From all the shit I have been through, this last experience really brought me down to earth (as if i had not been already...) It all started as a good day with some buddies kayaking down this local river that lets out into the long island sound. we had been out for a few hours, It was a great day all and all beers drank and stories told. It was a little send off for my journey across country next week. That all went south as we hit the docks. Now this river we kayak has a very strong currant running through these docks, lots of folks have been swept to sea or drown at least one a year but usually more. As i was coming up to the shore to join my friends the currant took my kayak. My kayak slammed into the dock and quickly sucked my kayak and nearly my self under the dock. I went form one moment of just joking laughing having fun, to holding on to this dock for dear life! I have never in all my close calls felt so insignificant, helplessly clinging to this dock with every ounce of strength fighting this mighty currant. I was only stuck for minutes but it felt like hours. As i tried desperately to pull my self onto the dock my friend shimmied along side of the dock and managed to aid me to shore. I was wet cold lost my only pair of glasses my shoes and my favorite dead milk men shirt. But god damn im so happy to be alive! 

I dont know if its just dumb luck a higher being but shit. long story short Be careful any time you boat and watch the currants, you have to respect nature and its power never underestimate whos really in charge on this rock we call earth... Stay safe everyone - much love.


----------



## Tude (Aug 5, 2015)

Wow that would have scared the shit outta me - glad it turned out well!!


----------



## Durp (Aug 5, 2015)

I'm happy you made it through. The water, especially the sea, is a very aww inspiring yet brutally powerful force. I'm sure you have also gained some more respect for its might. I know I am always humbled when nature almost kills me.


----------



## A4ronfodder (Aug 5, 2015)

very humbling indeed! Growing up by the ocean, Ive always had a respect, and understanding of its power. Even then, Alas nature teaches us new lessons every day. I was scared as fuck but when your adrenaline pumping seconds can seem like minutes and your either going to say hell no I'm living or just let go. Being blind for the night I had nothing to do but play it over and over in my head. The Lessons we learn some times..


----------



## Tude (Aug 5, 2015)

@A4ronfodder HUGE HUGS FOR THAT EXPERIENCE!!!!


----------



## Andrea Van Scoyoc (Aug 5, 2015)

Wow!!!

Glad you made it through!

Sorry about The Dead Milkmen tee.

I'd give my soul for one of those...but given the choice, we'd rather have you.

Peace and safe travels!


----------



## Kim Chee (Aug 5, 2015)

Every time I'm near a body of water (or ice covered water) I think about how there is no life for me beneath the surface. I may be able to visit, but if I stay too long, I'm finished.
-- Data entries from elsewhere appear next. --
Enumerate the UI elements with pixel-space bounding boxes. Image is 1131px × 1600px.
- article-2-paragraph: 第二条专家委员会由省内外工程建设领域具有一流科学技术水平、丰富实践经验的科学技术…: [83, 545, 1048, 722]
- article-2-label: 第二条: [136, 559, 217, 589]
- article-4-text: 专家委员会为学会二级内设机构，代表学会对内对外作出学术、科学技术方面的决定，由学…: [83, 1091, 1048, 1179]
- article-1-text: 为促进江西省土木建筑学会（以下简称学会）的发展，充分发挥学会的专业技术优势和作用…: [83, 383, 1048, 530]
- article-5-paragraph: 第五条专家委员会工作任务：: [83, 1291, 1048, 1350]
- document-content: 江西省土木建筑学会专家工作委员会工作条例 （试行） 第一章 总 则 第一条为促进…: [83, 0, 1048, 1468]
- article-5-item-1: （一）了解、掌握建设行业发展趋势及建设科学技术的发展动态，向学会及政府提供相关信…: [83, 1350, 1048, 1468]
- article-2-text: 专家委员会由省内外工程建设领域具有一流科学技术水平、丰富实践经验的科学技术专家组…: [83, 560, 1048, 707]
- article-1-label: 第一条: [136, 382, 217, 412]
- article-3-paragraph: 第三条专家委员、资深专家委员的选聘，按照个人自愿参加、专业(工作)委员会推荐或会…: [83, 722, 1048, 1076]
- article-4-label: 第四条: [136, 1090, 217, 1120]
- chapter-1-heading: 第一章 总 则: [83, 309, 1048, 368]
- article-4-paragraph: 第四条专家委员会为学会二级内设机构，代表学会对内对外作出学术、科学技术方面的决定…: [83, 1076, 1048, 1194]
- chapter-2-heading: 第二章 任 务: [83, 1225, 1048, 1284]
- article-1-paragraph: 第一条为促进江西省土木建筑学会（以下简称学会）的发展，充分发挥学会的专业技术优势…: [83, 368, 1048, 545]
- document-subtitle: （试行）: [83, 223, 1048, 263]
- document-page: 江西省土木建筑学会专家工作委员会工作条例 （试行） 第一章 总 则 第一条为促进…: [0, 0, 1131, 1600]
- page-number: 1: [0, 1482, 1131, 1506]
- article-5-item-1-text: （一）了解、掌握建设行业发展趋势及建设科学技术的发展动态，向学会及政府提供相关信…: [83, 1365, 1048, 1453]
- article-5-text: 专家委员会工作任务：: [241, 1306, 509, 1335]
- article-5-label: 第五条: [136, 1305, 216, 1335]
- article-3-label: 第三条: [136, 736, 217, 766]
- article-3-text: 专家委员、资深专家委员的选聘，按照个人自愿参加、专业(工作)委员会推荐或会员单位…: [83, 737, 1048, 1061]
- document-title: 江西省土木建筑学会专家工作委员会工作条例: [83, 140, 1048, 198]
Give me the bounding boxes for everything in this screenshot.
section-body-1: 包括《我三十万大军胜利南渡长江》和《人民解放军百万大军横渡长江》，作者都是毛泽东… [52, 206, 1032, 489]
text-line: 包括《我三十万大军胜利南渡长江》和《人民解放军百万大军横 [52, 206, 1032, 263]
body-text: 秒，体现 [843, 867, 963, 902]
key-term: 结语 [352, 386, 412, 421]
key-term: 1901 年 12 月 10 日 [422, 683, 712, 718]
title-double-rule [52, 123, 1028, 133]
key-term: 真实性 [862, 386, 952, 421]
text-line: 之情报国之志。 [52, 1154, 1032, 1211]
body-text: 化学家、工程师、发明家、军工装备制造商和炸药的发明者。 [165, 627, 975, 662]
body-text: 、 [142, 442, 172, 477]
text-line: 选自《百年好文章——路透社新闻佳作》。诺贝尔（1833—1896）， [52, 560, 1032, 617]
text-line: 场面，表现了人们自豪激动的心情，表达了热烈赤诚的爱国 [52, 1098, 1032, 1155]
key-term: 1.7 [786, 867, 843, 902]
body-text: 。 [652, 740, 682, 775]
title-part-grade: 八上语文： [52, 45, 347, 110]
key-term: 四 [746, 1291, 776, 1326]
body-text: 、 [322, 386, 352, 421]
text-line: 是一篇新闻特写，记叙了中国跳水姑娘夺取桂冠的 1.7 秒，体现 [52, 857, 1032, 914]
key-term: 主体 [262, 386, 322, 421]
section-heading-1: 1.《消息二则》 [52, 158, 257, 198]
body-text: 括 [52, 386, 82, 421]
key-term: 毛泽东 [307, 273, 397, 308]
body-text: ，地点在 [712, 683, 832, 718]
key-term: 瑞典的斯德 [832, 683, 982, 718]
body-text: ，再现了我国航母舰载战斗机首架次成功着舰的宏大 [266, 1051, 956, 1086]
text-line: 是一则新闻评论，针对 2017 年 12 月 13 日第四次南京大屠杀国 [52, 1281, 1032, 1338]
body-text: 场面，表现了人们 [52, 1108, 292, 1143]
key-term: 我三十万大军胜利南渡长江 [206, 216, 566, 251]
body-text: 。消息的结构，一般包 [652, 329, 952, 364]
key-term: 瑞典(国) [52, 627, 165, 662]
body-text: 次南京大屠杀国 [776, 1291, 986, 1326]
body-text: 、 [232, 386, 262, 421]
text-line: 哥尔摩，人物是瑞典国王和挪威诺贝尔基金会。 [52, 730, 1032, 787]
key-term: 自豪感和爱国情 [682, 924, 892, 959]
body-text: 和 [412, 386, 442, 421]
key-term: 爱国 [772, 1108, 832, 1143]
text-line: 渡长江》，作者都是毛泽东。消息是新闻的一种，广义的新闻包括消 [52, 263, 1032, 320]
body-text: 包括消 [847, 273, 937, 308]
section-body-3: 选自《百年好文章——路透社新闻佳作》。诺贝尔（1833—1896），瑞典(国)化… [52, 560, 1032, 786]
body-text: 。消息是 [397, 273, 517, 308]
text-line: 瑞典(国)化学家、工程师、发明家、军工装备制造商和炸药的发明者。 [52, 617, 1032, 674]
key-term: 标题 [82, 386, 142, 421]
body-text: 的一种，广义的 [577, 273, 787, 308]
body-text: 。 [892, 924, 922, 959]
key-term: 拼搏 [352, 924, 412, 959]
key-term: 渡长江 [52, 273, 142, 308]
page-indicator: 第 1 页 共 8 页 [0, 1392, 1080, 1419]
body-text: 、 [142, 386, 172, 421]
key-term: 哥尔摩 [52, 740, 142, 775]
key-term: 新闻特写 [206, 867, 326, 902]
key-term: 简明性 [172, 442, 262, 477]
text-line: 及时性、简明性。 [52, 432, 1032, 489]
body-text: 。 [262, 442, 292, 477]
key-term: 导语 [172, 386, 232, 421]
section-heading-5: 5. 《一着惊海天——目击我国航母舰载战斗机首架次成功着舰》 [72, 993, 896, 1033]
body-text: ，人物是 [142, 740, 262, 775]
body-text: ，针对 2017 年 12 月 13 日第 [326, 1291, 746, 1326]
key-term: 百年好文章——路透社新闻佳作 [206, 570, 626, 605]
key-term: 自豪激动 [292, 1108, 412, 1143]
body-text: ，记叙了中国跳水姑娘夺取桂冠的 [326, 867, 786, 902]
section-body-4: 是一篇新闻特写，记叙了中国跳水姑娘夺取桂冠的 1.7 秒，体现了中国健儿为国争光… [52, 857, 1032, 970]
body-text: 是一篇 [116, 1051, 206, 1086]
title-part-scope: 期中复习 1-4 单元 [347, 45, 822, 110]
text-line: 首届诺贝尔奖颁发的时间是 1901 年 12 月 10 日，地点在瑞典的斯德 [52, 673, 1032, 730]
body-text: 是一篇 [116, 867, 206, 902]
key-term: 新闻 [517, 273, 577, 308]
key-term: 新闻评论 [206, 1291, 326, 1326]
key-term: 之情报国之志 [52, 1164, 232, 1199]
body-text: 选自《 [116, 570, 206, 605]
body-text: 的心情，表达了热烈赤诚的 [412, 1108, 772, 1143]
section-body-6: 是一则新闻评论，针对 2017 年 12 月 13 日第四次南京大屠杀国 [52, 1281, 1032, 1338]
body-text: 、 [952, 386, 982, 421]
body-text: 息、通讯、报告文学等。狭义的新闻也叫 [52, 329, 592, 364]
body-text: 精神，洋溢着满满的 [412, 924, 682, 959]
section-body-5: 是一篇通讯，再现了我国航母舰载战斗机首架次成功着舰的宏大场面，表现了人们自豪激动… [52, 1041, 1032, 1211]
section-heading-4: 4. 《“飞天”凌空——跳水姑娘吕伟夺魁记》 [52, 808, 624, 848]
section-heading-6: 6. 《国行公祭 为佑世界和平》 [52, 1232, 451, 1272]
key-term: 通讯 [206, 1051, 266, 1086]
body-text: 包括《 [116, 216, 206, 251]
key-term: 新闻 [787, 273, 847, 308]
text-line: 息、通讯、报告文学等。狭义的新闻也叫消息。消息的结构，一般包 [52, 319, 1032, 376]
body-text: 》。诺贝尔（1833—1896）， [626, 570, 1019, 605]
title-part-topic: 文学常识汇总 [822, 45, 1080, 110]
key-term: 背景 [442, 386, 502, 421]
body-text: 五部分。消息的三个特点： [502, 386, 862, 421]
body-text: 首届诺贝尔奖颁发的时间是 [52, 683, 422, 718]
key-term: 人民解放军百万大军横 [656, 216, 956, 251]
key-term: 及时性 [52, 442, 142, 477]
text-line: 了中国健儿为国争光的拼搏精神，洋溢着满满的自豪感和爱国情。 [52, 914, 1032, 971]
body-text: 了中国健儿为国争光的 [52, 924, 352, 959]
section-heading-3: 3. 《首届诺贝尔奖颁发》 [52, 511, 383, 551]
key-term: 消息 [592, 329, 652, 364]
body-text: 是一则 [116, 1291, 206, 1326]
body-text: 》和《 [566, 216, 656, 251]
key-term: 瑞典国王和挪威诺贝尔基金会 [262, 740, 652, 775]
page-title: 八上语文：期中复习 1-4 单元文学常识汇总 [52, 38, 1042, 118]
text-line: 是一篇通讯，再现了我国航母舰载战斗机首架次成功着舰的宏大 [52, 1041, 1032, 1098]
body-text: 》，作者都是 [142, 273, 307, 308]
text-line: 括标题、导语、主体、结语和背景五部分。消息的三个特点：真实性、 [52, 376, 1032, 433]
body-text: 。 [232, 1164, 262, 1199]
Glad it went well for you. I hope somebody can learn from your experience.


----------



## A4ronfodder (Aug 6, 2015)

Thanks for the well wishes! I just got new glasses, Now its time to start packing and hit the road to Oregon.


----------



## Anagor (Aug 6, 2015)

Never give up! All the best ...


----------



## Deleted member 2626 (Aug 7, 2015)

hell yeah man. i use a small plastic canoe with my dog and my buddies 'yak. we've had some wild times on the creeks around here. I had to jump in up to my thighs in winter few years back to avoid capsizing. And then my dog, was still a pup, fell in and started down stream and I snagged him by the scruff and yanked him out. He didn't even notice


----------



## Kim Chee (Aug 7, 2015)

A4ronfodder said:


> Thanks for the well wishes! I just got new glasses, Now its time to start packing and hit the road to Oregon.



Getchya a lanyard or "eyeglasses keeper" if you haven't already done so. This simple device, easily fashioned and available almost anywhere might prevent you from losing your glasses.

I'm not blind by any means, but damn do I feel handicapped without a lens in front of my eyes. 

On topic:
Water can be life sustaining or oxygen depriving depending on the circumstances.

May all your experiences with water be ones you enjoy.


----------



## Parker Free (Aug 8, 2015)

A4ronfodder said:


> very humbling indeed!



It's humbling indeed in that moment when we're presented with a life-changing experience in which we have no control other than to try to hang on. I'm glad you did.


----------



## Venatus (Aug 12, 2015)

man that sounds fucking awful, this is why im not a fan of being in large bodies of water, stay safe and alive i bet you will have more tales to tell


----------